YOU FEEL A disturbing tinge of Dr. Strangelove about the whole business, but there is nothing funny in the eyes of the man on the right as he tells you, “The one-piece solid golf ball is a problem to the whole industry. We don’t know how it will ultimately be accepted. It could take over.”

The concerned man is J. G. Havey, vicepresident of the Wilson Sporting Goods Company, director of Wilson’s research and development. And when he goes on to tell you in a controlled, precise voice that in one year North American golfers hack through 7.765 million dozen golf balls at an average price of $6.68 per dozen ($52 million, blimey!), you begin to feel a bit threatened yourself.

In fact, they shell out a total $150 million per year for the paraphernalia of the game. Brand loyalties are fragile and golfers notoriously switch to the latest miracle.

As a result, the major golf suppliers have built up an almost paranoiac atmosphere of secrecy around the scientific arm of their organizations. When we asked to meet with the head of the 45-man Research and Development program at Spalding, we were channeled up to the president himself. In his best I’m-sure-you’ll-understand voice, he apologized, “I don’t want to sound like a stuffed shirt, but I’m afraid . . .”

Part of the secrecy around research comes from the necessity for each manufacturer to develop his own testing devices. Since there are only five or six major researchers involved, no one has found it profitable to make standard machines available to test clubs and balls in terms of durability, size, balance, weight and performance. A rare exception is a new ball-velocity testing device completely computerized to study such things as the Coefficient of Restitution — the speed of the ball compared to the speed of the object that hits it. The cost: $35,000.

Still, in the best spirit of the Search for Truth that permeates the golfing science, Researcher Havey contends, “It’s a lot of money, but if the machine tests out the way we hope, I have budgeted that sum for its purchase. You have to remember, the golf ball is a very complicated little rascal to understand.”

We invite you to try it, on the next page.

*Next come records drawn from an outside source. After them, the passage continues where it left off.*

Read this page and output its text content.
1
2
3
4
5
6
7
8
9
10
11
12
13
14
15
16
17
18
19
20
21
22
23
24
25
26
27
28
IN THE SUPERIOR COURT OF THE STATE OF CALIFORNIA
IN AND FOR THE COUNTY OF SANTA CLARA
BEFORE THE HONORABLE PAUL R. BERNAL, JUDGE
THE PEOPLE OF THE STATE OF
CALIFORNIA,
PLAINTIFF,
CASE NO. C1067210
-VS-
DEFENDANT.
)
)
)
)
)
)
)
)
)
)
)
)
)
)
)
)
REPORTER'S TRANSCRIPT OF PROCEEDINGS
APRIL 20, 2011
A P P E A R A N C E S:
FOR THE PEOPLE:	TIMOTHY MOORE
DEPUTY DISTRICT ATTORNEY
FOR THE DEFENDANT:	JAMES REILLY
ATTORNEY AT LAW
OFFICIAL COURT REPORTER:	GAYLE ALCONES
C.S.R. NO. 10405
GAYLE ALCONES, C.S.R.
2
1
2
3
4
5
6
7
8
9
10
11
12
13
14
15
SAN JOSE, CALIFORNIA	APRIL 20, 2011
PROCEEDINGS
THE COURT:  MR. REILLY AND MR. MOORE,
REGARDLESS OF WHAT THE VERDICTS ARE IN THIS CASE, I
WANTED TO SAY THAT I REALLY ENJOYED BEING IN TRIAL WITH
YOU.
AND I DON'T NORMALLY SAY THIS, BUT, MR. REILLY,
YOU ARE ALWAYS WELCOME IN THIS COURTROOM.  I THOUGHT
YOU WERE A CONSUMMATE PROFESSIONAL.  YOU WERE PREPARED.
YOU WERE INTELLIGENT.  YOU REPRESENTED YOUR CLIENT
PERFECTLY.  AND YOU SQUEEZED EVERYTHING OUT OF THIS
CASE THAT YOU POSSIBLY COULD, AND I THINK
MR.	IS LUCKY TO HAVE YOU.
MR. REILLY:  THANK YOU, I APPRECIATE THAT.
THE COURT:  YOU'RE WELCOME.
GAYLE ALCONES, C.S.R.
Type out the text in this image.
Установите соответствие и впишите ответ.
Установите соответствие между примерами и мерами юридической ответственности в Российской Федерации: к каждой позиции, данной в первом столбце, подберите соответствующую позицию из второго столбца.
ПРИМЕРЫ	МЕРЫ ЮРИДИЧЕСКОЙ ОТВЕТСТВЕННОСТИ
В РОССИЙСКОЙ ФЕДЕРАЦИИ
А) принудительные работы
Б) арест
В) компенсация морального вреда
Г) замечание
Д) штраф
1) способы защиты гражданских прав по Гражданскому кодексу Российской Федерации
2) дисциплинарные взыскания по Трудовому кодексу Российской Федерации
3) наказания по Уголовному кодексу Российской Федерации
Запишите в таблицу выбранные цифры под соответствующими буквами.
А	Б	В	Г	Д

HOW FAR YOU HIT the ball depends on the velocity of the clubhead at impact. Proof is in the formula £ = 1/2mVi, where £ is the energy imparted on the ball, m the weight of the clubhead and V its velocity. The velocity of the clubhead is important, since the V-squared means that i f you double the speed with which you hit the ball, you quadruple the energy smacking the poor thing. Backspin increases distance as well. In the picture, only a fraction of a second has passed, but already the grooves on the clubface have put the ball through 180 degrees. A nine-iron backspins the ball at 8,000 revolutions per minute, roughly the speed of the Formula 1 engine.

THE LITTLE WHITE BALL looks delightfully easy to make. We only insist, say the USGA, the governing body of golf in the U.S., that it doesn't weigh more than 1.620 ounces, measure less than 1.680 inches in diameter, or fly faster than 250 feet per second. In the past, men have tried stuffing it with lead, zinc oxide and even steel to make it fly farther. Now, most good balls have a liquid centre, and scientists already share a righteous indignation about the velocity limit — their arsenal includes a superball that can fly farther and truer than any ball in existence. But until it is ruled legal, you’ll have to get your distance from the liquid-centre ball with its 250 yards of rubber winding and hard balata cover. That is, unless the solid ball, with its man-made polybutadiene, bounces the naturalrubber ball right off the course.

WHILE ARNIE PALMER swings through the ball, tests have revealed that the weekend player actually turns off the power about a foot behind it. To bridge the difference, clubs are made in four shaft grades: flexible, medium, stiff and extra-stiff. As the wrists start to break, each grade has a different crack-the-whip action on the clubhead, with the flexible shaft actually snapping the clubhead around in front of the hands. Shafts were made almost exclusively from steel until aluminum came along last year, promising less twisting, better feel and greater accuracy. Still, some insist that in time aluminum will crack, bend and generally turn out to be the gutless wonder. If so, a replacement is waiting — stainless steel.

PHOTO BY THE Massachusetts Institute of Technology stops the club as its “centre of percussion” flattens the ball for four 10-thousandths of a second (.0004 sec.). Once club and ball have traveled together for .8 inch, the ball springs off, now at its greatest

velocity, 250 feet per second. A top-grade ball is mechanically tested for a life expectancy of 300 smashes, each with the force of a 250-yard drive. Hence, if you don’t lose it, you can expect a ball to last for about 70 to 80 holes and still keep its proper feel or “click.”

THE COVER OF THE BALL has 336 “dimples” or indentations. As the backspinning ball meets wind resistance, these dimples engage the air — grasp it almost — causing the ball to carry along with it a thin film of high-velocity air. This spinning air sets up a positive pressure at the bottom of the ball and negative on top, sending the ball up, up and away (left). The flight of the ball is different from an airplane in that the plane is lifted by a vacuum created above the shape of the wing, not by pressure below. If the ball is hit from inside out, it spins counter-clockwise, setting up a positive pressure on the right side. The result is a hook (middle). The opposite happens as the ball is hit outside in and a slice goes off into the woods (right). A good thing has its price, so though the dimples help a wellhit ball fly farther, they also make a bad slice or hook even worse.